Inactivated pathogen vaccines

Inactivated vaccines , although they contain the inert pathogen, can also cause side effects. Among the inactivated vaccines we find the vaccine against the Hepatitis A virus or against the bacteria of typhoid fever .

The advantage of this type of vaccine is that the immune response is much more complete and heterogeneous, because the body creates antibodies against many parts of the pathogen.

Vaccines with fragments of pathogens

With the development of biotechnology and molecular techniques, some inactivated vaccines have been replaced by vaccines that only contain parts of the virus or bacteria. This process requires the purification and isolation of fragments of the pathogen, but over time this has been improved with synthesis techniques in cell cultures carried out in the laboratory .

This improvement has made the process of producing pathogen subunit vaccines easier, faster and cheaper. Two examples of this type are the vaccine against the Hepatitis B virus and the Novavax vaccine against SARS-CoV-2, which contains the S (spike) protein of the coronavirus .

Vaccines with genetic information

Finally, there are the vaccines that contain only part of the genetic information of the pathogen and that have taken longer to develop due to the technical limitations of biotechnology and advances in genetic engineering.

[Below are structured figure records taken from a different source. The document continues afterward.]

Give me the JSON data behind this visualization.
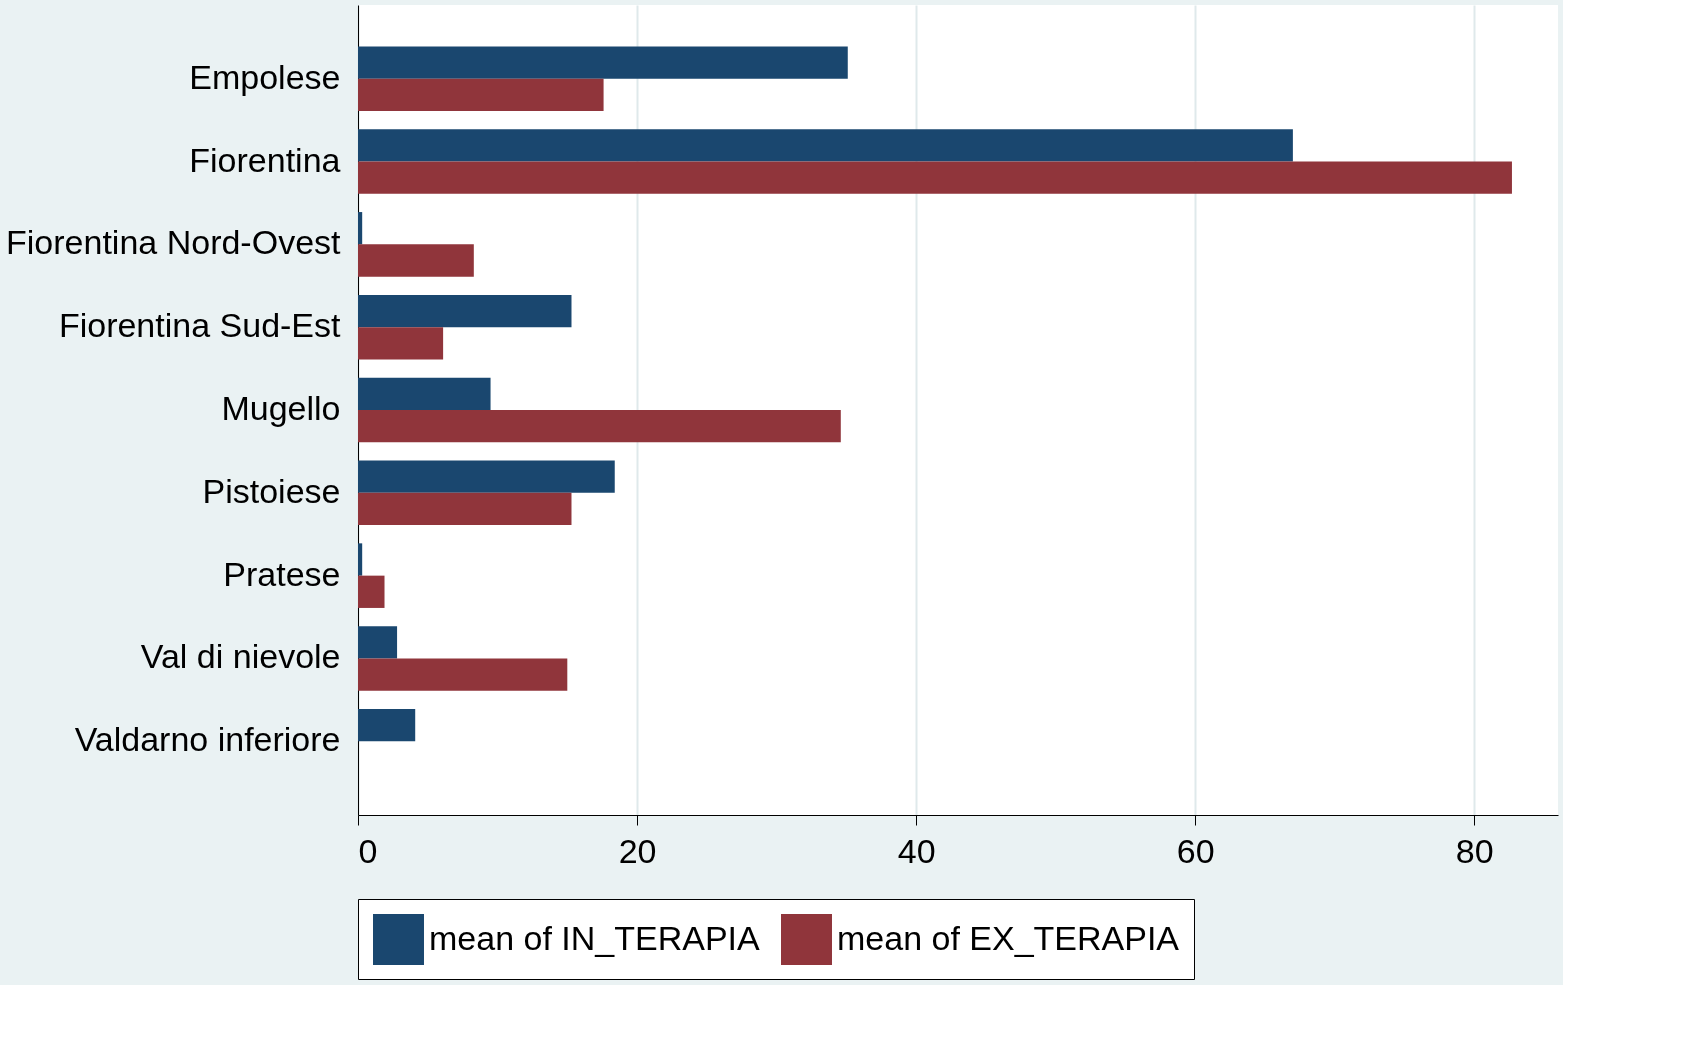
{
  "chart_data": {
    "type": "bar",
    "orientation": "horizontal",
    "categories": [
      "Empolese",
      "Fiorentina",
      "Fiorentina Nord-Ovest",
      "Fiorentina Sud-Est",
      "Mugello",
      "Pistoiese",
      "Pratese",
      "Val di nievole",
      "Valdarno inferiore"
    ],
    "series": [
      {
        "name": "mean of IN_TERAPIA",
        "color": "#1a476f",
        "values": [
          35.1,
          67.0,
          0.3,
          15.3,
          9.5,
          18.4,
          0.3,
          2.8,
          4.1
        ]
      },
      {
        "name": "mean of EX_TERAPIA",
        "color": "#90353b",
        "values": [
          17.6,
          82.7,
          8.3,
          6.1,
          34.6,
          15.3,
          1.9,
          15.0,
          0
        ]
      }
    ],
    "xlim": [
      0,
      86
    ],
    "xticks": [
      0,
      20,
      40,
      60,
      80
    ],
    "grid": "x",
    "legend": "bottom"
  }
}
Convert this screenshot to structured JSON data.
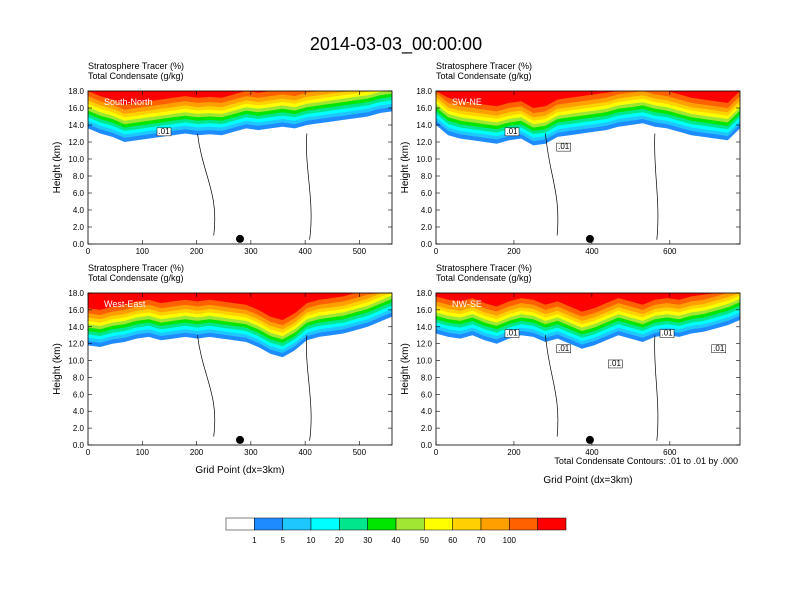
{
  "figure": {
    "title": "2014-03-03_00:00:00",
    "contour_note": "Total Condensate Contours: .01 to .01 by .000"
  },
  "chart_data": [
    {
      "type": "heatmap",
      "panel": "South-North",
      "subtitle": "Stratosphere Tracer   (%)",
      "subtitle2": "Total Condensate   (g/kg)",
      "ylabel": "Height (km)",
      "xlabel": "",
      "xlim": [
        0,
        560
      ],
      "ylim": [
        0,
        18
      ],
      "xticks": [
        "0",
        "100",
        "200",
        "300",
        "400",
        "500"
      ],
      "xtick_values": [
        0,
        100,
        200,
        300,
        400,
        500
      ],
      "yticks": [
        "0.0",
        "2.0",
        "4.0",
        "6.0",
        "8.0",
        "10.0",
        "12.0",
        "14.0",
        "16.0",
        "18.0"
      ],
      "contour_labels": [
        ".01"
      ],
      "marker_x": 280,
      "tracer_base_km": [
        13.6,
        13.0,
        12.6,
        12.0,
        12.2,
        12.4,
        12.6,
        12.8,
        13.0,
        12.8,
        12.9,
        12.8,
        13.2,
        13.6,
        13.4,
        13.6,
        13.8,
        13.6,
        14.0,
        14.2,
        14.4,
        14.6,
        14.8,
        15.0,
        15.4,
        15.6
      ]
    },
    {
      "type": "heatmap",
      "panel": "SW-NE",
      "subtitle": "Stratosphere Tracer   (%)",
      "subtitle2": "Total Condensate   (g/kg)",
      "ylabel": "Height (km)",
      "xlabel": "",
      "xlim": [
        0,
        780
      ],
      "ylim": [
        0,
        18
      ],
      "xticks": [
        "0",
        "200",
        "400",
        "600"
      ],
      "xtick_values": [
        0,
        200,
        400,
        600
      ],
      "yticks": [
        "0.0",
        "2.0",
        "4.0",
        "6.0",
        "8.0",
        "10.0",
        "12.0",
        "14.0",
        "16.0",
        "18.0"
      ],
      "contour_labels": [
        ".01",
        ".01"
      ],
      "marker_x": 395,
      "tracer_base_km": [
        14.0,
        12.8,
        12.4,
        12.2,
        12.0,
        11.8,
        12.2,
        12.4,
        11.6,
        11.8,
        12.6,
        12.8,
        13.0,
        13.2,
        13.4,
        13.8,
        14.0,
        14.2,
        13.8,
        13.6,
        13.2,
        12.8,
        12.6,
        12.4,
        12.2,
        13.6
      ]
    },
    {
      "type": "heatmap",
      "panel": "West-East",
      "subtitle": "Stratosphere Tracer   (%)",
      "subtitle2": "Total Condensate   (g/kg)",
      "ylabel": "Height (km)",
      "xlabel": "Grid Point (dx=3km)",
      "xlim": [
        0,
        560
      ],
      "ylim": [
        0,
        18
      ],
      "xticks": [
        "0",
        "100",
        "200",
        "300",
        "400",
        "500"
      ],
      "xtick_values": [
        0,
        100,
        200,
        300,
        400,
        500
      ],
      "yticks": [
        "0.0",
        "2.0",
        "4.0",
        "6.0",
        "8.0",
        "10.0",
        "12.0",
        "14.0",
        "16.0",
        "18.0"
      ],
      "contour_labels": [],
      "marker_x": 280,
      "tracer_base_km": [
        11.8,
        11.6,
        12.0,
        12.2,
        12.6,
        12.8,
        12.4,
        12.6,
        12.8,
        12.6,
        12.8,
        12.6,
        12.4,
        12.2,
        11.6,
        10.8,
        10.4,
        11.2,
        12.4,
        12.8,
        13.0,
        13.2,
        13.6,
        14.0,
        14.6,
        15.2
      ]
    },
    {
      "type": "heatmap",
      "panel": "NW-SE",
      "subtitle": "Stratosphere Tracer   (%)",
      "subtitle2": "Total Condensate   (g/kg)",
      "ylabel": "Height (km)",
      "xlabel": "Grid Point (dx=3km)",
      "xlim": [
        0,
        780
      ],
      "ylim": [
        0,
        18
      ],
      "xticks": [
        "0",
        "200",
        "400",
        "600"
      ],
      "xtick_values": [
        0,
        200,
        400,
        600
      ],
      "yticks": [
        "0.0",
        "2.0",
        "4.0",
        "6.0",
        "8.0",
        "10.0",
        "12.0",
        "14.0",
        "16.0",
        "18.0"
      ],
      "contour_labels": [
        ".01",
        ".01",
        ".01",
        ".01",
        ".01"
      ],
      "marker_x": 395,
      "tracer_base_km": [
        13.2,
        12.8,
        12.6,
        13.0,
        12.4,
        12.0,
        12.6,
        13.0,
        12.8,
        12.2,
        12.6,
        12.0,
        11.4,
        11.8,
        12.4,
        13.0,
        12.6,
        12.2,
        12.8,
        13.0,
        12.8,
        13.2,
        13.4,
        13.8,
        14.2,
        14.8
      ]
    }
  ],
  "colorbar": {
    "labels": [
      "1",
      "5",
      "10",
      "20",
      "30",
      "40",
      "50",
      "60",
      "70",
      "100"
    ],
    "colors": [
      "#ffffff",
      "#1e8cff",
      "#1ec8ff",
      "#00ffff",
      "#00e68c",
      "#00e600",
      "#a0e632",
      "#ffff00",
      "#ffd200",
      "#ffa000",
      "#ff6000",
      "#ff0000"
    ]
  }
}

Once techniques for isolating genes from viruses and bacteria and introducing them into a vector (another human-safe virus or fat vesicles) were established, they were highly effective at preventing infection.

In this category we can find the Comirnaty vaccine (Pfizer-BioNTech) as an example of a fat nanoparticle that contains protein S mRNA . Vaccines that contain the genetic information of the pathogen in the form of DNA are still in development for humans, but some candidates already exist.

Although today the use of vaccines is widespread throughout the world as a way to prevent many diseases, there are still many techniques that can be improved and new strategies to optimize them.

Undoubtedly, the recent pandemic has refocused attention on this very useful tool and has facilitated the investment and development of mRNA vaccines, which can not only be used for viral infections, but are now being tested for cancer .


Plotkin SA. 2009. Vaccines: the Fourth Century. Clin Vaccine Immunol. doi: 10.1128/CVI.00290-09

World Health Organization (WHO). Immunization coverage. July 2021.

Pardi et al. 2018. mRNA vaccines – a new era in vaccinology. Nat Rev Drug Discov. doi: 10.1038/nrd.2017.243

Regulatory Affairs Professionals Society (RAPS). COVID-19 vaccine tracker. March 2022.